Vesely died on Nov. 25. She was 59. She leaves behind her husband; a daughter, actress Hayley Rice (who co-directed a production of The Winter's Tale with her mother); a theater community of devoted actors, designers, fans, and critics; and First Folio Theatre on the grounds of the Mayslake Peabody Estate in Oak Brook, Illinois, west of Chicago.

"By many accounts, there was no happier place in town for an actor or designer to work, and no kinder or more compassionate director than Vesely, who assembled a family of artists on those historic grounds," wrote Chris Jones, chief theater critic for the Chicago Tribune, in a Nov. 28, 2016 obituary. His article quotes Rice saying, "The key to Alison was that she knew that nobody gets rich by doing theater, so she always insisted that it must be fun."

"I can testify that it wasn't just the actors who feel like family at First Folio; we audience members have always felt like family, too," said Shakespeareances.com reader Lorraine Davis. "Alison and David were ever bighearted. And that made all the difference to my family's love of Shakespeare. We will miss her very, very much."
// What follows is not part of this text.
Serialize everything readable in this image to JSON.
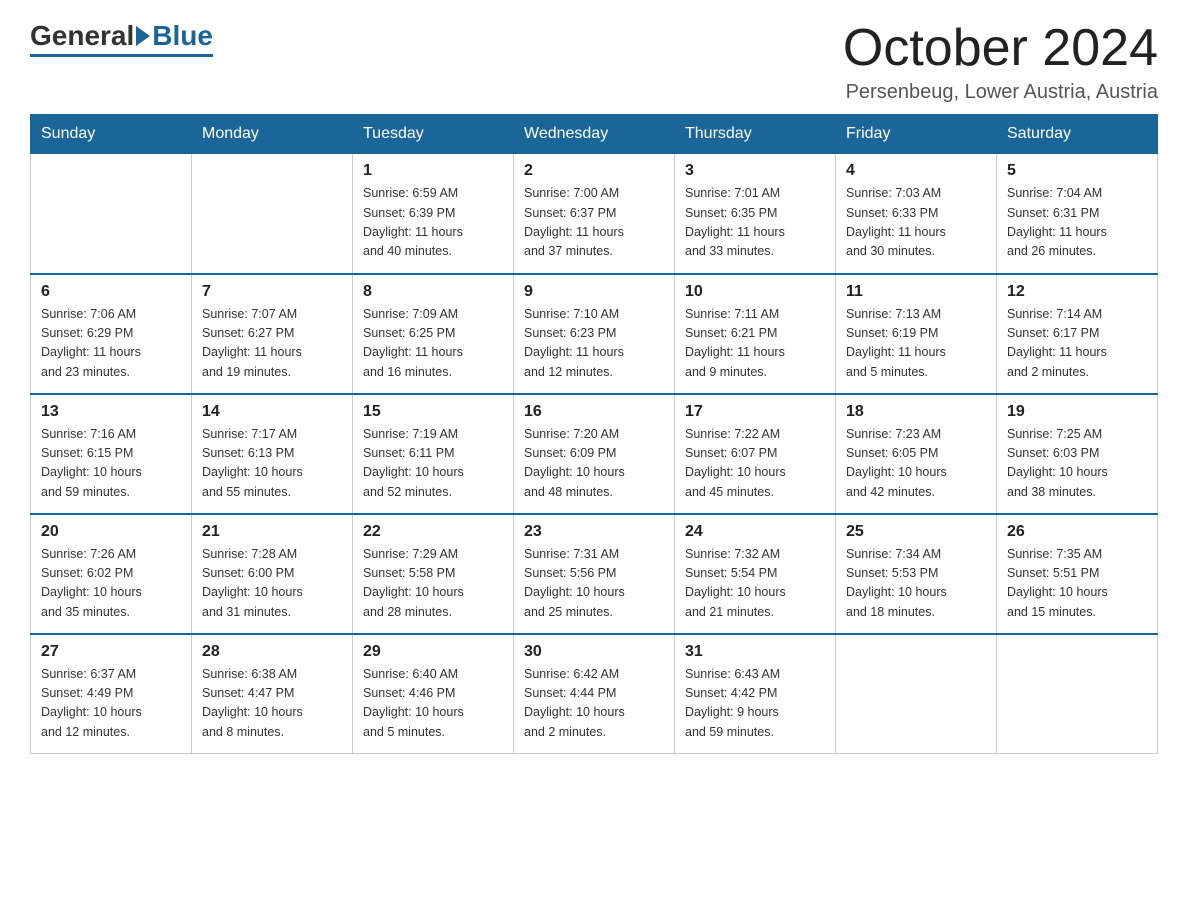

Ms. Vesely died at her Clarendon Hills home. She grew up in that Chicago suburban community and made her theatrical debut with a small part in a grade school production of The Music Man, according to an obituary in the Chicago Sun-Times. She graduated from Illinois Wesleyan University and met Rice, then a high school teacher, in a community theater in Lisle, also a western Chicago suburb. Their marriage in 1981 started a 35-year partnership that continues even after Ms. Vesely's passing, as evidenced by that notepad of ideas Rice has in his possession.

Ms. Vesely became the classics project director for Footsteps Theatre, a woman's theater company specializing in all-female productions of Shakespeare's plays. She also directed and acted in several of the productions, with her performance in the title role of Macbeth earning her an After Dark Award, an annual recognition of excellence in Chicago theater.
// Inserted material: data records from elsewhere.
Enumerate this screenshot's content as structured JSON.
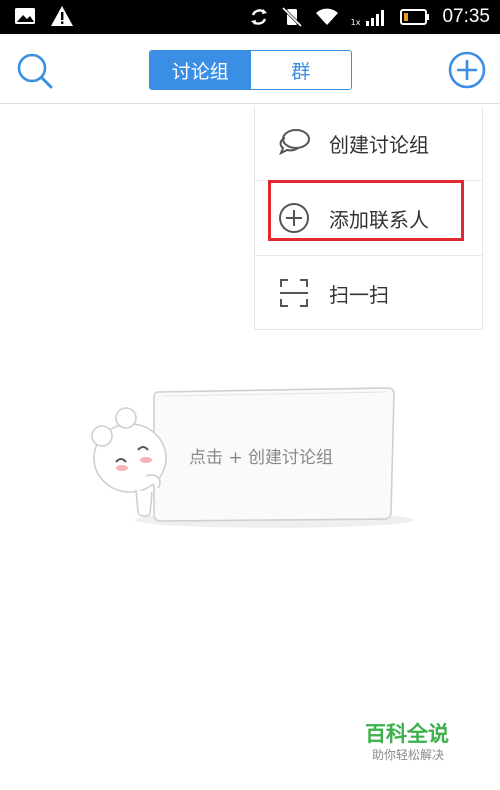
{
  "status_bar": {
    "time": "07:35",
    "network_label": "1x"
  },
  "header": {
    "tabs": [
      {
        "label": "讨论组",
        "active": true
      },
      {
        "label": "群",
        "active": false
      }
    ]
  },
  "menu": {
    "items": [
      {
        "label": "创建讨论组",
        "icon": "chat-bubbles-icon"
      },
      {
        "label": "添加联系人",
        "icon": "plus-circle-icon"
      },
      {
        "label": "扫一扫",
        "icon": "scan-icon"
      }
    ]
  },
  "empty_state": {
    "text": "点击 + 创建讨论组"
  },
  "watermark": {
    "title": "百科全说",
    "subtitle": "助你轻松解决"
  },
  "colors": {
    "accent": "#3a8fe5",
    "highlight": "#e1292f",
    "brand": "#3cb04a"
  }
}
Her vision, however, was to the open skies of the west—specifically, Chicago's ever-growing western suburbs, which Ms. Vesely felt was rich territory for a theater company focused on the classics, Shakespeare in particular. When she and her husband learned that the Mayslake Peabody Estate was looking to become an arts center, they approached the estate about setting up a resident theater company there. Thus was First Folio founded in 1997, staging Shakespeare in an open-air theater on the grounds. With remodeling of the mansion itself later providing indoor theater space, First Folio became a year-round operation and expanded its offerings with more modern fare.

Ms. Vesely also has directing credits at Wayne State University and Hilberry Theatre, both in Detroit, Michigan. She has been an adjudicator for the Kennedy Center American College Theater Festival and the Irene Ryan Awards, and she served a three-year term on the Theater Program Grants Panel for the Illinois Arts Council.

A public memorial service is planned for February. No date has been set yet, except that it will take place on a Monday; that's among the notes she gave her husband. With area theaters dark on Mondays, Rice told the Tribune, "Alison wanted to be sure that all the theater people would be able to come."